BRIEF DESCRIPTION OF THE DRAWINGS FIG. 1 is a front view showing an embodiment of an electronic component according to the present invention. FIG. 2 is a cross-sectional view of a semi-finished electronic component in the present embodiment. FIG. 4 Front view of small chip after completion of impregnation with silicone resin [FIG. 5] Cross-sectional view showing electroplating process [Description of symbols] 1 Small chip 2 Conductor leading end 3 Conductor leading end 4 Sintered body 13 External terminal

Claims (1)

(57) [Claims] In an electronic component having a ceramic surface portion such as a sintered magnetic material and a dielectric, and having a thin film-shaped external conductive terminal connected to a lead end of an internal conductor, an electrode, etc.

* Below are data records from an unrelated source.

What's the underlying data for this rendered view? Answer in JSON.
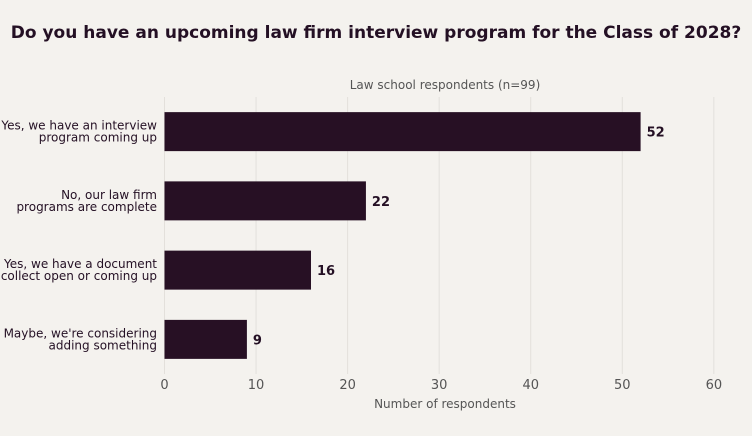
{
  "chart_data": {
    "type": "bar",
    "orientation": "horizontal",
    "title": "Do you have an upcoming law firm interview program for the Class of 2028?",
    "subtitle": "Law school respondents (n=99)",
    "xlabel": "Number of respondents",
    "ylabel": "",
    "categories": [
      [
        "Yes, we have an interview",
        "program coming up"
      ],
      [
        "No, our law firm",
        "programs are complete"
      ],
      [
        "Yes, we have a document",
        "collect open or coming up"
      ],
      [
        "Maybe, we're considering",
        "adding something"
      ]
    ],
    "values": [
      52,
      22,
      16,
      9
    ],
    "xlim": [
      0,
      61
    ],
    "xticks": [
      0,
      10,
      20,
      30,
      40,
      50,
      60
    ],
    "grid": true,
    "bar_color": "#271024"
  }
}
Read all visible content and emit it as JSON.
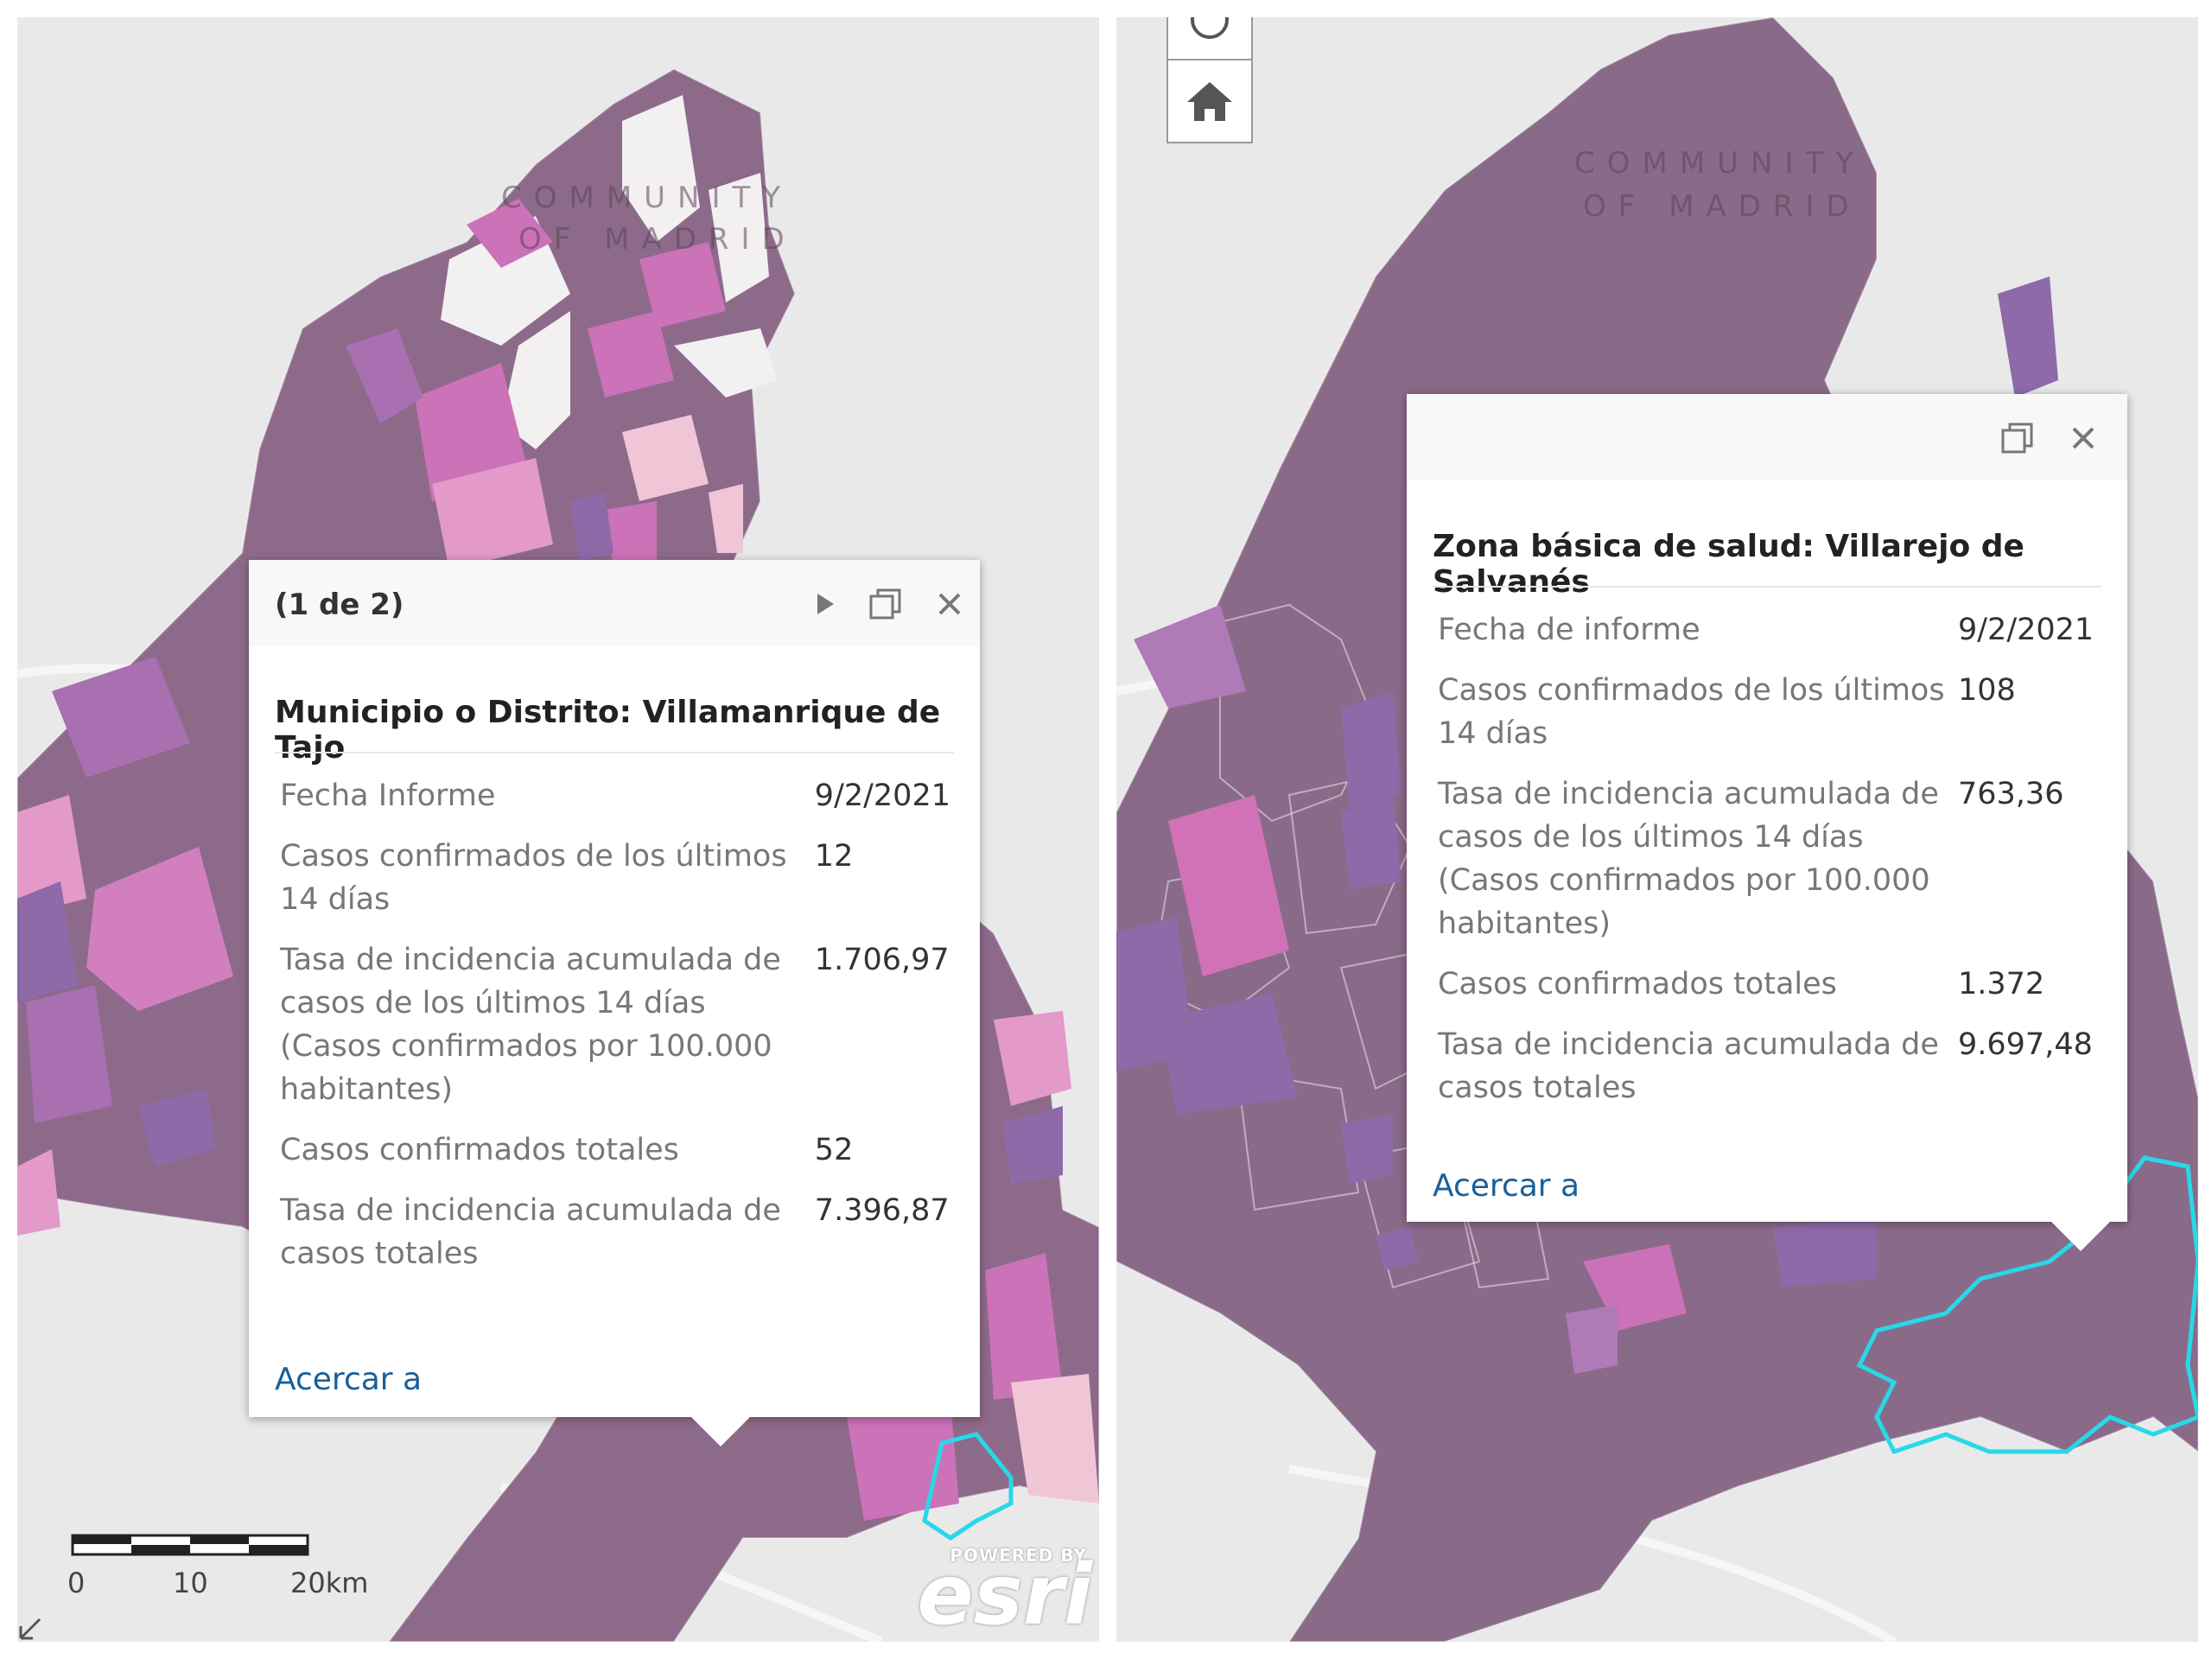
{
  "left_panel": {
    "map": {
      "region_label_line1": "COMMUNITY",
      "region_label_line2": "OF MADRID"
    },
    "popup": {
      "pager": "(1 de 2)",
      "title": "Municipio o Distrito: Villamanrique de Tajo",
      "rows": [
        {
          "label": "Fecha Informe",
          "value": "9/2/2021"
        },
        {
          "label": "Casos confirmados de los últimos 14 días",
          "value": "12"
        },
        {
          "label": "Tasa de incidencia acumulada de casos de los últimos 14 días (Casos confirmados por 100.000 habitantes)",
          "value": "1.706,97"
        },
        {
          "label": "Casos confirmados totales",
          "value": "52"
        },
        {
          "label": "Tasa de incidencia acumulada de casos totales",
          "value": "7.396,87"
        }
      ],
      "zoom_link": "Acercar a",
      "icons": [
        "next-icon",
        "maximize-icon",
        "close-icon"
      ]
    },
    "scalebar": {
      "labels": [
        "0",
        "10",
        "20km"
      ]
    },
    "attribution": {
      "powered_by": "POWERED BY",
      "brand": "esri"
    }
  },
  "right_panel": {
    "map": {
      "region_label_line1": "COMMUNITY",
      "region_label_line2": "OF MADRID"
    },
    "popup": {
      "title": "Zona básica de salud: Villarejo de Salvanés",
      "rows": [
        {
          "label": "Fecha de informe",
          "value": "9/2/2021"
        },
        {
          "label": "Casos confirmados de los últimos 14 días",
          "value": "108"
        },
        {
          "label": "Tasa de incidencia acumulada de casos de los últimos 14 días (Casos confirmados por 100.000 habitantes)",
          "value": "763,36"
        },
        {
          "label": "Casos confirmados totales",
          "value": "1.372"
        },
        {
          "label": "Tasa de incidencia acumulada de casos totales",
          "value": "9.697,48"
        }
      ],
      "zoom_link": "Acercar a",
      "icons": [
        "maximize-icon",
        "close-icon"
      ]
    },
    "buttons": [
      "compass-icon",
      "home-icon"
    ]
  },
  "colors": {
    "base_purple": "#8d6a8a",
    "dark_purple": "#7a5a78",
    "violet": "#8e6aa8",
    "magenta": "#cc72b8",
    "pink": "#e39ac8",
    "light_pink": "#f0c6d6",
    "white_area": "#f3f0f1",
    "highlight_cyan": "#28d8e8",
    "link_blue": "#1a5f9a"
  }
}
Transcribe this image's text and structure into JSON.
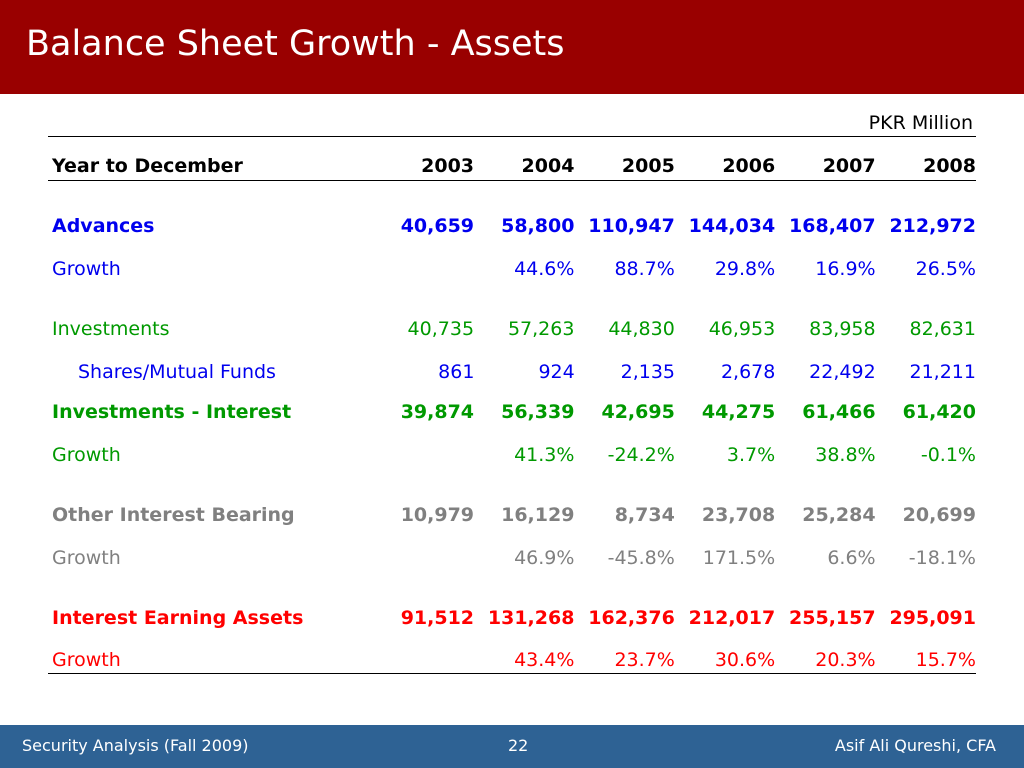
{
  "title": "Balance Sheet Growth - Assets",
  "unit_note": "PKR Million",
  "header": {
    "label": "Year to December",
    "years": [
      "2003",
      "2004",
      "2005",
      "2006",
      "2007",
      "2008"
    ]
  },
  "colors": {
    "title_bar": "#990000",
    "footer_bar": "#2e6294",
    "blue": "#0000ee",
    "green": "#009900",
    "gray": "#808080",
    "red": "#ff0000"
  },
  "rows": [
    {
      "label": "Advances",
      "values": [
        "40,659",
        "58,800",
        "110,947",
        "144,034",
        "168,407",
        "212,972"
      ],
      "color": "#0000ee",
      "bold": true
    },
    {
      "label": "Growth",
      "values": [
        "",
        "44.6%",
        "88.7%",
        "29.8%",
        "16.9%",
        "26.5%"
      ],
      "color": "#0000ee",
      "bold": false
    },
    {
      "label": "Investments",
      "values": [
        "40,735",
        "57,263",
        "44,830",
        "46,953",
        "83,958",
        "82,631"
      ],
      "color": "#009900",
      "bold": false
    },
    {
      "label": "Shares/Mutual Funds",
      "values": [
        "861",
        "924",
        "2,135",
        "2,678",
        "22,492",
        "21,211"
      ],
      "color": "#0000ee",
      "bold": false,
      "indent": true
    },
    {
      "label": "Investments - Interest",
      "values": [
        "39,874",
        "56,339",
        "42,695",
        "44,275",
        "61,466",
        "61,420"
      ],
      "color": "#009900",
      "bold": true
    },
    {
      "label": "Growth",
      "values": [
        "",
        "41.3%",
        "-24.2%",
        "3.7%",
        "38.8%",
        "-0.1%"
      ],
      "color": "#009900",
      "bold": false
    },
    {
      "label": "Other Interest Bearing",
      "values": [
        "10,979",
        "16,129",
        "8,734",
        "23,708",
        "25,284",
        "20,699"
      ],
      "color": "#808080",
      "bold": true
    },
    {
      "label": "Growth",
      "values": [
        "",
        "46.9%",
        "-45.8%",
        "171.5%",
        "6.6%",
        "-18.1%"
      ],
      "color": "#808080",
      "bold": false
    },
    {
      "label": "Interest Earning Assets",
      "values": [
        "91,512",
        "131,268",
        "162,376",
        "212,017",
        "255,157",
        "295,091"
      ],
      "color": "#ff0000",
      "bold": true
    },
    {
      "label": "Growth",
      "values": [
        "",
        "43.4%",
        "23.7%",
        "30.6%",
        "20.3%",
        "15.7%"
      ],
      "color": "#ff0000",
      "bold": false
    }
  ],
  "footer": {
    "left": "Security Analysis (Fall 2009)",
    "page": "22",
    "right": "Asif Ali Qureshi, CFA"
  }
}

Silicone resin and pores
An electronic component characterized by being impregnated with a synthetic resin selected from phenolic resins and phenolic resins . 2. An electronic component having a sintered ceramic surface such as a sintered magnetic material or a dielectric, and having leading ends of internal conductors, electrodes, etc. led out to the side surface of the sintered ceramic, has pores formed on the ceramic surface in a vacuum. A method of manufacturing an electronic component, comprising: impregnating a synthetic resin selected from a silicone resin and a phenol resin, washing and removing the synthetic resin on the surface, and drying and curing the resin. 3. 3. The method according to claim 2, wherein the electronic component is a multilayer chip inductor.